During the research for my Christian Scholar’s Review article and for Christians and the Color Line, I collected provocative quotes and pithy observations about race and religion in the United States, so the 95 theses I’m posting are not my own original thoughts. What is original, I suppose, is how I am arranging and framing them.

Ultimately, I am not proposing any grand solution to America’s racial problems. Nor am I positioning myself as the sole expert on the subject. In addition, I am not suggesting simple, quotable answers to America’s racial problems that can easily pass for a catchy sound bite, Facebook post, or Tweet. I’m offering important voices from the past and present with the aim of encouraging critical reflection, patient pondering, careful listening, and above all, resolute action.

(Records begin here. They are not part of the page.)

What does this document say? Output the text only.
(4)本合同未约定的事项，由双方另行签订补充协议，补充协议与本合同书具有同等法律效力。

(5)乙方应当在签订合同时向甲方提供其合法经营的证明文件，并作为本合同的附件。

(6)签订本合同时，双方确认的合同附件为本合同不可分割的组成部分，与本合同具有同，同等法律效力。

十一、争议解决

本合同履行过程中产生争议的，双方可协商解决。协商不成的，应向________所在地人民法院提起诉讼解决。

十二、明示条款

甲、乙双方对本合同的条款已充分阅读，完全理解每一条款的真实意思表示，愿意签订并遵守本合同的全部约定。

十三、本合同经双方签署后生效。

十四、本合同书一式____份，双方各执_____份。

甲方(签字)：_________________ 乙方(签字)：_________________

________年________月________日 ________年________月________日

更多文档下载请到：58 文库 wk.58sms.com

Here I am reminded of Rowan Williams' comments on the value of history in the life of faith; they apply to the situations the 95 Theses for Christian Racial & Ethnic Unity intend to address.

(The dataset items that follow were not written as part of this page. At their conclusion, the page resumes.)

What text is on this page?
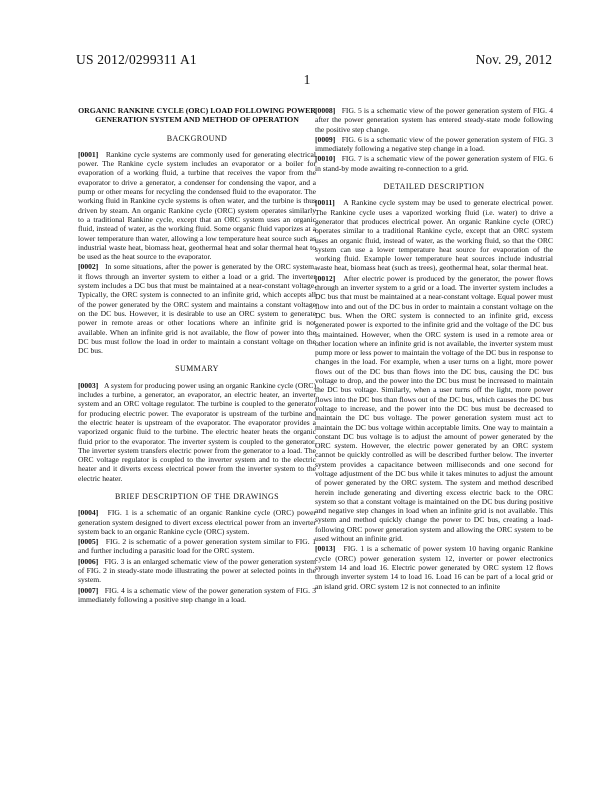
US 2012/0299311 A1	Nov. 29, 2012
1
ORGANIC RANKINE CYCLE (ORC) LOAD FOLLOWING POWER GENERATION SYSTEM AND METHOD OF OPERATION
BACKGROUND

[0001] Rankine cycle systems are commonly used for generating electrical power. The Rankine cycle system includes an evaporator or a boiler for evaporation of a working fluid, a turbine that receives the vapor from the evaporator to drive a generator, a condenser for condensing the vapor, and a pump or other means for recycling the condensed fluid to the evaporator. The working fluid in Rankine cycle systems is often water, and the turbine is thus driven by steam. An organic Rankine cycle (ORC) system operates similarly to a traditional Rankine cycle, except that an ORC system uses an organic fluid, instead of water, as the working fluid. Some organic fluid vaporizes at a lower temperature than water, allowing a low temperature heat source such as industrial waste heat, biomass heat, geothermal heat and solar thermal heat to be used as the heat source to the evaporator.

[0002] In some situations, after the power is generated by the ORC system, it flows through an inverter system to either a load or a grid. The inverter system includes a DC bus that must be maintained at a near-constant voltage. Typically, the ORC system is connected to an infinite grid, which accepts all of the power generated by the ORC system and maintains a constant voltage on the DC bus. However, it is desirable to use an ORC system to generate power in remote areas or other locations where an infinite grid is not available. When an infinite grid is not available, the flow of power into the DC bus must follow the load in order to maintain a constant voltage on the DC bus.

SUMMARY

[0003] A system for producing power using an organic Rankine cycle (ORC) includes a turbine, a generator, an evaporator, an electric heater, an inverter system and an ORC voltage regulator. The turbine is coupled to the generator for producing electric power. The evaporator is upstream of the turbine and the electric heater is upstream of the evaporator. The evaporator provides a vaporized organic fluid to the turbine. The electric heater heats the organic fluid prior to the evaporator. The inverter system is coupled to the generator. The inverter system transfers electric power from the generator to a load. The ORC voltage regulator is coupled to the inverter system and to the electric heater and it diverts excess electrical power from the inverter system to the electric heater.

BRIEF DESCRIPTION OF THE DRAWINGS

[0004] FIG. 1 is a schematic of an organic Rankine cycle (ORC) power generation system designed to divert excess electrical power from an inverter system back to an organic Rankine cycle (ORC) system.

[0005] FIG. 2 is schematic of a power generation system similar to FIG. 1 and further including a parasitic load for the ORC system.

[0006] FIG. 3 is an enlarged schematic view of the power generation system of FIG. 2 in steady-state mode illustrating the power at selected points in the system.

[0007] FIG. 4 is a schematic view of the power generation system of FIG. 3 immediately following a positive step change in a load.

[0008] FIG. 5 is a schematic view of the power generation system of FIG. 4 after the power generation system has entered steady-state mode following the positive step change.

[0009] FIG. 6 is a schematic view of the power generation system of FIG. 3 immediately following a negative step change in a load.

[0010] FIG. 7 is a schematic view of the power generation system of FIG. 6 in stand-by mode awaiting re-connection to a grid.

DETAILED DESCRIPTION

[0011] A Rankine cycle system may be used to generate electrical power. The Rankine cycle uses a vaporized working fluid (i.e. water) to drive a generator that produces electrical power. An organic Rankine cycle (ORC) operates similar to a traditional Rankine cycle, except that an ORC system uses an organic fluid, instead of water, as the working fluid, so that the ORC system can use a lower temperature heat source for evaporation of the working fluid. Example lower temperature heat sources include industrial waste heat, biomass heat (such as trees), geothermal heat, solar thermal heat.

[0012] After electric power is produced by the generator, the power flows through an inverter system to a grid or a load. The inverter system includes a DC bus that must be maintained at a near-constant voltage. Equal power must flow into and out of the DC bus in order to maintain a constant voltage on the DC bus. When the ORC system is connected to an infinite grid, excess generated power is exported to the infinite grid and the voltage of the DC bus is maintained. However, when the ORC system is used in a remote area or other location where an infinite grid is not available, the inverter system must pump more or less power to maintain the voltage of the DC bus in response to changes in the load. For example, when a user turns on a light, more power flows out of the DC bus than flows into the DC bus, causing the DC bus voltage to drop, and the power into the DC bus must be increased to maintain the DC bus voltage. Similarly, when a user turns off the light, more power flows into the DC bus than flows out of the DC bus, which causes the DC bus voltage to increase, and the power into the DC bus must be decreased to maintain the DC bus voltage. The power generation system must act to maintain the DC bus voltage within acceptable limits. One way to maintain a constant DC bus voltage is to adjust the amount of power generated by the ORC system. However, the electric power generated by an ORC system cannot be quickly controlled as will be described further below. The inverter system provides a capacitance between milliseconds and one second for voltage adjustment of the DC bus while it takes minutes to adjust the amount of power generated by the ORC system. The system and method described herein include generating and diverting excess electric back to the ORC system so that a constant voltage is maintained on the DC bus during positive and negative step changes in load when an infinite grid is not available. This system and method quickly change the power to DC bus, creating a load-following ORC power generation system and allowing the ORC system to be used without an infinite grid.

[0013] FIG. 1 is a schematic of power system 10 having organic Rankine cycle (ORC) power generation system 12, inverter or power electronics system 14 and load 16. Electric power generated by ORC system 12 flows through inverter system 14 to load 16. Load 16 can be part of a local grid or an island grid. ORC system 12 is not connected to an infinite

In Why Study the Past? Williams observed: “History will. . . at least start us on the road to action of a different and more self-aware kind, action that is moral in a way it can’t be if we have no points of reference beyond what we have come to take for granted” (p. 25). Moreover, for Christians who think critically about their individual relationship to the larger Christian community, Williams's commentary is equally apropos for the topic at hand: "If we begin [the study of history] from our axiom of common membership in the Body, there will always be gifts to be received from the past; we can expect that we shall find something that we had not grasped until a contemporary crisis brought it into focus" (p. 97).

So, at least for the next 95 days, let us receive gifts of wisdom and insight that history offers while listening to the past in a way that will pave new roads of action.